Qualcomm recently showed an AI demo of video encoding and decoding on a mobile device. It employed neural codecs, which offer versatility and customization for specific video requirements. Optimization for perceptual quality using generative AI advancements provide new modalities and compatibility with general-purpose AI hardware. Employing neural codecs on compute-constrained devices poses significant challenges. Qualcomm developed a neural interframe video compression architecture that enables on-device coding of 1080p videos.

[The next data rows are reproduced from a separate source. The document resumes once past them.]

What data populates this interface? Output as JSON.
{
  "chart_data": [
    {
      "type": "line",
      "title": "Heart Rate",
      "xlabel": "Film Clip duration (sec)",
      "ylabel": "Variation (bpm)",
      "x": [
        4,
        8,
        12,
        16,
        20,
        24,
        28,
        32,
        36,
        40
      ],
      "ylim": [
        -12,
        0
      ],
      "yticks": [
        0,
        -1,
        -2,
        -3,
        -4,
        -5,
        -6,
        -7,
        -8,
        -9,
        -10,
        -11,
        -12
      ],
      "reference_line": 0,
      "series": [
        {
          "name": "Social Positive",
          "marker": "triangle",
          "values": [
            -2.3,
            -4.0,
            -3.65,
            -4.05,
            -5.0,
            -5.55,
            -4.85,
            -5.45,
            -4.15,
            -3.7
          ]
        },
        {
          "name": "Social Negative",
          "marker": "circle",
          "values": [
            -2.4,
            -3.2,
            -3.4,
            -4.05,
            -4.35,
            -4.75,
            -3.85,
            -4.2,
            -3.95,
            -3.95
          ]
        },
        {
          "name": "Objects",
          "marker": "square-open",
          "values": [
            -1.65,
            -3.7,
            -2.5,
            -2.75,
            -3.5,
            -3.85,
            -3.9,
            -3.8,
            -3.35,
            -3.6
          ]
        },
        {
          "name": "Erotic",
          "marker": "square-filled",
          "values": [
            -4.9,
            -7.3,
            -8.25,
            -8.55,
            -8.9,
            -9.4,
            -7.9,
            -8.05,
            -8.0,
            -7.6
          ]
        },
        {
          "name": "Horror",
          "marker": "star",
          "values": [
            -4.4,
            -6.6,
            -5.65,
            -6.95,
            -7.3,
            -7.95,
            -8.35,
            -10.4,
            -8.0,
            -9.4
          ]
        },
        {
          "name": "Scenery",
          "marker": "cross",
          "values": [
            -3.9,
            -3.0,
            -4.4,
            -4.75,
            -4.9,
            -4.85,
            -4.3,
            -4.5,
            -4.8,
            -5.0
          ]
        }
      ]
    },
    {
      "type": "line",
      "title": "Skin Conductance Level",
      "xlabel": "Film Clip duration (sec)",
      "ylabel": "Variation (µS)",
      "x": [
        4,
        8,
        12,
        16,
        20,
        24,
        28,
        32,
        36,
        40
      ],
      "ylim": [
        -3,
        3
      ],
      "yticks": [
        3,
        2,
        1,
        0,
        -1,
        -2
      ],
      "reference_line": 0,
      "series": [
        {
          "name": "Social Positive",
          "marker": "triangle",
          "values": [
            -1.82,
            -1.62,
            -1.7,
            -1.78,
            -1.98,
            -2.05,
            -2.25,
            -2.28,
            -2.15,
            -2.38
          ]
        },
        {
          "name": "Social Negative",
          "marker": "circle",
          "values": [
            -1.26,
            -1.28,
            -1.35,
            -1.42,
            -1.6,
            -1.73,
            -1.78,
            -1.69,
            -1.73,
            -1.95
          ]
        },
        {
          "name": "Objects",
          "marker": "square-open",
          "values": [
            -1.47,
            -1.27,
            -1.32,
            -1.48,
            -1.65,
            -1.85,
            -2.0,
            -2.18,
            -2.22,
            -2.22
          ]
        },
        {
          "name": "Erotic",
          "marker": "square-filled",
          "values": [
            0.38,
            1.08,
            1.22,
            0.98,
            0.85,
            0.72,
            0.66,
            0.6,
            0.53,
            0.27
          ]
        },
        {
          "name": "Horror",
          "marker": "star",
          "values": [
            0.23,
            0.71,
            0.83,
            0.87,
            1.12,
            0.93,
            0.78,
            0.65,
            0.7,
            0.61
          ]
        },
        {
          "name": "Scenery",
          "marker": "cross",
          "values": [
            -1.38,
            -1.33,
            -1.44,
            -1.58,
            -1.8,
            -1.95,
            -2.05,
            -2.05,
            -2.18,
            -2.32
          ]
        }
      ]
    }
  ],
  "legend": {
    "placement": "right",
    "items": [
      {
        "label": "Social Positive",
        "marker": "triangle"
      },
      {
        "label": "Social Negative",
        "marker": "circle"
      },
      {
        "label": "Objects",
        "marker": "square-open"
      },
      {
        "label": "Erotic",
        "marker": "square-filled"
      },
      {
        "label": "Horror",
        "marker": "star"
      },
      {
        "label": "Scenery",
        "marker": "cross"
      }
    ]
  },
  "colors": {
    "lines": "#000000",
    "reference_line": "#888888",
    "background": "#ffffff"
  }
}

An AI demo run by Qualcomm showed encoding and decoding of 1080p videos on a mobile device. Using neural codecs provided flexibility, enabling customization for specific video needs, optimization for perceptual quality using generative AI advancements, compatibility with various AI hardware, and the potential for expansion into new modalities. However, implementing neural codecs on devices with limited computational resources presents significant challenges.
To address the challenges of computational workloads in a mobile device, Qualcomm’s researchers developed an innovative and efficient neural interframe video compression architecture. The breakthrough offers the promise of enabling on-device coding of 1080p videos. The demo effectively demonstrates the neural video codec’s ability to faithfully preserve the intricate visual details and complex motions found in high-quality videos.
Existing neural video codecs are not designed for the practical YUV color space. They need expensive motion compensation methods and use a theoretical bit rate or slow entropy coding. They also use expensive (in terms of compute) floating-point operations. All of that is a major challenge to implementing them on a battery-constrained device like a smartphone.
Qualcomm has a different approach.
Qualcomm claims to have a full-stack approach to video encoding. The company designed a novel, efficient neural interframe video compression architecture for YUV420 video. Then they implemented on-device motion compensation using Snapdragon processors and developed a parallel entropy algorithm using multithread concurrency. They also improved inference efficiency by quantizing the network weave using their AI modeling tool kit’s quantization-aware training.
Here’s how the demo works: First, the user records a 1080p video on the smartphone. Qualcomm encodes the video using parallel entropy coding of the bitstream on the GPU. To play back the recorded video in real time, the bit stream is processed by entropy decoding, also on the GPU and the decoder network. And its’ all done on a Snapdragon 8 Gen 2 mobile device.
The result was the first (claims Qualcomm) demonstration of a real-time YUV420 neural codec on a mobile device at or greater than 30 FPS and 6Mb/s to 7Mb/s.
What do we think?
Qualcomm has been the leader in ultrahigh-resolution cameras in smartphones. Showing 1080p recording and playback in real time (i.e., >30 FPS) is just the beginning. There are lots more pixels where they came from, and the Snapdragon has several nifty processors to play AI and compression tricks with. We can expect more in this area from the company. Apple is going to be challenged to make the M2 sing and dance like this.